I've been admiring NixOS from afar but given the bending users have to do to use it in this particular use-case wouldn't it seem that NixOS should present in a transparent and seamless way libraries in these shell-environments the author creates for the build to surface the necessary libraries in such a way that "standard" tools like ld/ldd can find them? Shouldn't it be on the shoulders of NixOS to make this such that users of NixOS need not require patching tools or hacks etc?
NixOS changes some standard conventions of Linux filesystem layout and where tools can expect to find things. These are for good reasons and are due to the core of what NixOS is trying to achieve. For building most things those changes are relatively abstracted away (see ld wrapper script for details) and you don't have to know about them. Fiddling around with something low level like a linker is I think a forgivable situation where the abstraction leaks - it is a process that is inextricably linked to where the system puts things.

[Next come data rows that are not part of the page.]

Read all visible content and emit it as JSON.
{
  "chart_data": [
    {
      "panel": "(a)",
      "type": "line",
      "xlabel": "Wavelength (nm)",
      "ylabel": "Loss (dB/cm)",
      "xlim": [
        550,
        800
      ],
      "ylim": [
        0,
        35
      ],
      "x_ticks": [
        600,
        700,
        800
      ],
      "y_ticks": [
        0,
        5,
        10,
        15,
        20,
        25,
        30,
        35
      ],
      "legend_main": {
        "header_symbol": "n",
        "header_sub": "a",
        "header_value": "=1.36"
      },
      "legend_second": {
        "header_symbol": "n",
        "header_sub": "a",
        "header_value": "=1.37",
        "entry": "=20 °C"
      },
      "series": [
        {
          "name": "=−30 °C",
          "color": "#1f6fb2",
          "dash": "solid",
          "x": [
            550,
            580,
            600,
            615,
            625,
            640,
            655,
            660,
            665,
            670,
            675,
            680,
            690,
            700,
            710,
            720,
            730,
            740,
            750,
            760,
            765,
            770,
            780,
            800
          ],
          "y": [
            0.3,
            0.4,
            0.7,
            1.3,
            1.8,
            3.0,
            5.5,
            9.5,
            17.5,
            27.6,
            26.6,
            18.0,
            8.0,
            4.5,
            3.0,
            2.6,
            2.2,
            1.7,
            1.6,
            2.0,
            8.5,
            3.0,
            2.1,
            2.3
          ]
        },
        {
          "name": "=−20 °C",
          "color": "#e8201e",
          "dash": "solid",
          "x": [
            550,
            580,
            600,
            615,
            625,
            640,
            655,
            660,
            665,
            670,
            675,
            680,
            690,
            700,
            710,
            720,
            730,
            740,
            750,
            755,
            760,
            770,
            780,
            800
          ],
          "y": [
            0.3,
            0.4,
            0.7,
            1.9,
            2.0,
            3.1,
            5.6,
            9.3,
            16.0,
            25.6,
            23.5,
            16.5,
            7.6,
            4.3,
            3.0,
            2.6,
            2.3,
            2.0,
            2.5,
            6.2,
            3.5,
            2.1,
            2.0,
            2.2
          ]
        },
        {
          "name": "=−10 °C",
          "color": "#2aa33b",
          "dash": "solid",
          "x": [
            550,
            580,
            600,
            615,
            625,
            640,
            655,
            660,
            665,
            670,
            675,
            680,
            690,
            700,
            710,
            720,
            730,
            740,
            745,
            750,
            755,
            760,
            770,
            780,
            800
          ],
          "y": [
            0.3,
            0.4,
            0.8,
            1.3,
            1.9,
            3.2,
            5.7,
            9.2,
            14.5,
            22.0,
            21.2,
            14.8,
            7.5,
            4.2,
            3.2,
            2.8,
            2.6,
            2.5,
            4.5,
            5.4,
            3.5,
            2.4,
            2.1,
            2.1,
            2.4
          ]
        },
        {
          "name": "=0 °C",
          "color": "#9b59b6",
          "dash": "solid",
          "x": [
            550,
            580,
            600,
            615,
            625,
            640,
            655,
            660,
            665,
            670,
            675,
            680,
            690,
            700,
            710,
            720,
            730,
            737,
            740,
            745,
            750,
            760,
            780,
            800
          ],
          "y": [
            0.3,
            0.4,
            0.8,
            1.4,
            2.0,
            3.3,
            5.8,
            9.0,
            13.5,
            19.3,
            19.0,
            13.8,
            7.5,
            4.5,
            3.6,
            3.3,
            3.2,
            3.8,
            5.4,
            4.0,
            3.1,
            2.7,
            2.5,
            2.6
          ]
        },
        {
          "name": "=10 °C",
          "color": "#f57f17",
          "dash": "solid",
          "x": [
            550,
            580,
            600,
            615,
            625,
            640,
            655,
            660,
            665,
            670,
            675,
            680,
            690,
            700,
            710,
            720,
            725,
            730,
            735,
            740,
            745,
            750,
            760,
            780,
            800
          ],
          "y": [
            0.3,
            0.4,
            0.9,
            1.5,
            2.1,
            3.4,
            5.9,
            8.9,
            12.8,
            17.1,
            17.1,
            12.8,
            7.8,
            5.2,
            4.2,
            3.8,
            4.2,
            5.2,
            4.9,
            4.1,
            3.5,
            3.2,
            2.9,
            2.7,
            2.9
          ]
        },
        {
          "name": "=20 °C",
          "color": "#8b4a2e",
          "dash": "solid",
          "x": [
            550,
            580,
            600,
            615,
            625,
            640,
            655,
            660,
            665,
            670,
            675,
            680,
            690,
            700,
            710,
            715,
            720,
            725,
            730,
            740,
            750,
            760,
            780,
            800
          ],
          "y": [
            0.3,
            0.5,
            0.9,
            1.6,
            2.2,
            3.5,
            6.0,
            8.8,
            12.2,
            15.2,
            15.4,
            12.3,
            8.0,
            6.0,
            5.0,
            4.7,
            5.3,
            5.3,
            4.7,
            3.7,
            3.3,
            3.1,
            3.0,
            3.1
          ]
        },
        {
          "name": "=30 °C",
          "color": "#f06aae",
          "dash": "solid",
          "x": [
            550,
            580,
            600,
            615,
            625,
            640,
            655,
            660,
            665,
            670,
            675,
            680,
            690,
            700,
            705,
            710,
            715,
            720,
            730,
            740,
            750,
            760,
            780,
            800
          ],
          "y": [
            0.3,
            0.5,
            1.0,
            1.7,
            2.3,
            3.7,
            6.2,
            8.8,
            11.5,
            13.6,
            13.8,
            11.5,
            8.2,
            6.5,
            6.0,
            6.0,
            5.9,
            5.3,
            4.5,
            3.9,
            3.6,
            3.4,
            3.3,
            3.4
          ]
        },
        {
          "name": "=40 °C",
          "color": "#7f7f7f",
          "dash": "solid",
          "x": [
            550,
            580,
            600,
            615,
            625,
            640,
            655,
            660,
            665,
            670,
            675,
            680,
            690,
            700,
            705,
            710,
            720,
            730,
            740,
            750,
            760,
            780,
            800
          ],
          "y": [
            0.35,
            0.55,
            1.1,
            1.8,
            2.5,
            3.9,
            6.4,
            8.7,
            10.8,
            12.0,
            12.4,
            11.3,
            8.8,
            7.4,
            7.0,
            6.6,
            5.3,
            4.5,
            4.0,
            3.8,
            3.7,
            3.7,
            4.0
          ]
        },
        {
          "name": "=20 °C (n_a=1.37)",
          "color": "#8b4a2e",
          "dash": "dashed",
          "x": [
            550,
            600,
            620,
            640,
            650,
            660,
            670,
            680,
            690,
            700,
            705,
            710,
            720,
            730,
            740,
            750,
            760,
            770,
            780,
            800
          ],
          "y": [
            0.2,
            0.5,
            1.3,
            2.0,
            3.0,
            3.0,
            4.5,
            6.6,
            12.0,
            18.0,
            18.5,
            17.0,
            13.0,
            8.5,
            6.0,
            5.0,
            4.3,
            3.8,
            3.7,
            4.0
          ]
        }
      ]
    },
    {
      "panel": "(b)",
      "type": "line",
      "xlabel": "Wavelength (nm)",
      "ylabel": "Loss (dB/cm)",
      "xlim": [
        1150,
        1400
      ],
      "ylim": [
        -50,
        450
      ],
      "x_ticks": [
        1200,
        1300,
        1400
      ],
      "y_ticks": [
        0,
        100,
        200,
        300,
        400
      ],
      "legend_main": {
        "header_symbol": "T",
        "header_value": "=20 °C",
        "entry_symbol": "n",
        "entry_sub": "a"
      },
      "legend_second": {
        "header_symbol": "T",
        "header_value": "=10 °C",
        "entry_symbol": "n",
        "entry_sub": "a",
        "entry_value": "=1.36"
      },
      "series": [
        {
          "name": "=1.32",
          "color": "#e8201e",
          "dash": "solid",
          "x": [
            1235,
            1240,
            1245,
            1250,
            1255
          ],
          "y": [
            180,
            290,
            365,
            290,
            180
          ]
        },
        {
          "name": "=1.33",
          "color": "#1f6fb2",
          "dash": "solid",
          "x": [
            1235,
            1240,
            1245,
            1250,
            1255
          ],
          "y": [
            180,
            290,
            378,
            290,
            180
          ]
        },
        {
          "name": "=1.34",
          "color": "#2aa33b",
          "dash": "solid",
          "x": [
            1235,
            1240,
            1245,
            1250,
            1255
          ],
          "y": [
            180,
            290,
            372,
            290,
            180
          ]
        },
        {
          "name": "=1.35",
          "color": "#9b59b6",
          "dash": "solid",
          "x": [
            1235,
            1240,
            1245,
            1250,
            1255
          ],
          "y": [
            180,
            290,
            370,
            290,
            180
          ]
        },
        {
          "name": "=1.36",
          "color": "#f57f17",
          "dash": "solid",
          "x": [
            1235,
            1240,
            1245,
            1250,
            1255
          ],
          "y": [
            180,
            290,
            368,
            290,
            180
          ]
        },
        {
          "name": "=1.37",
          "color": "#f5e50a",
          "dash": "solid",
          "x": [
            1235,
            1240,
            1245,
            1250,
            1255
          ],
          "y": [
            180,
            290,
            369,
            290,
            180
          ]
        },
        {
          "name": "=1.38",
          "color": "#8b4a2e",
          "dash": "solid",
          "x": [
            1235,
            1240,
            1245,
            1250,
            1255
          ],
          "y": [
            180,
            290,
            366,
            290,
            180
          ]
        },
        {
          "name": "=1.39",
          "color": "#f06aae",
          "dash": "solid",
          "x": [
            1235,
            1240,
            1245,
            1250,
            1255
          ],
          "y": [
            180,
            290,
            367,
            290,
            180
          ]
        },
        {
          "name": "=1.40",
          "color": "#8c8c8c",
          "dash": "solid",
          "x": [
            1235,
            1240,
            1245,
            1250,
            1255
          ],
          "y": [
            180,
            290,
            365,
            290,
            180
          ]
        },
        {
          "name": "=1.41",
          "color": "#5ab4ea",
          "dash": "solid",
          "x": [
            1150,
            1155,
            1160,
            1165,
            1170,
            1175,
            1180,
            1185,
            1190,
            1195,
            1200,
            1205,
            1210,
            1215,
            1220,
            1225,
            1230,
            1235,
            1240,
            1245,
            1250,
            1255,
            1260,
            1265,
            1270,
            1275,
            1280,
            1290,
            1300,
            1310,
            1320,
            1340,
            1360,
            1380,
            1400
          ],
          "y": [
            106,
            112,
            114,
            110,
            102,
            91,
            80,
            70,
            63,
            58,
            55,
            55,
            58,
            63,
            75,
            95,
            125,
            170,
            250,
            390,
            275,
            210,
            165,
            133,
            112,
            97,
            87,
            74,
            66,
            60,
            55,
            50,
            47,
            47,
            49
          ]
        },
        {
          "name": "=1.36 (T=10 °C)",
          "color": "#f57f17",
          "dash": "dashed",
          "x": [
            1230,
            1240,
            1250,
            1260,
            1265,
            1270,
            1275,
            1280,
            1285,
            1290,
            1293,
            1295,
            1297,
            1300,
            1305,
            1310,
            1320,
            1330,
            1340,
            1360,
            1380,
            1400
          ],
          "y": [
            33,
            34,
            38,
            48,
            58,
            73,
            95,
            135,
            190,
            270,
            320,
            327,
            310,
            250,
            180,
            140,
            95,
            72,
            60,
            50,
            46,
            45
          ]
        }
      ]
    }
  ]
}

My issue is the last sentence:
So… .. turns out there’s more than one lld on NixOS. There’s pkgs.lld, the thing I have been using in the post. And then there’s pkgs.llvmPackages.bintools package, which also contains lld. And that version is actually wrapped into an rpath-setting shell script, the same way ld is.
That means that there isn't a problem. NixOS has fixed this, the system works. Except that you have to magically know which package you should be using. This is the sort of problem that I run into with Nix - it's hard to know the correct incantation.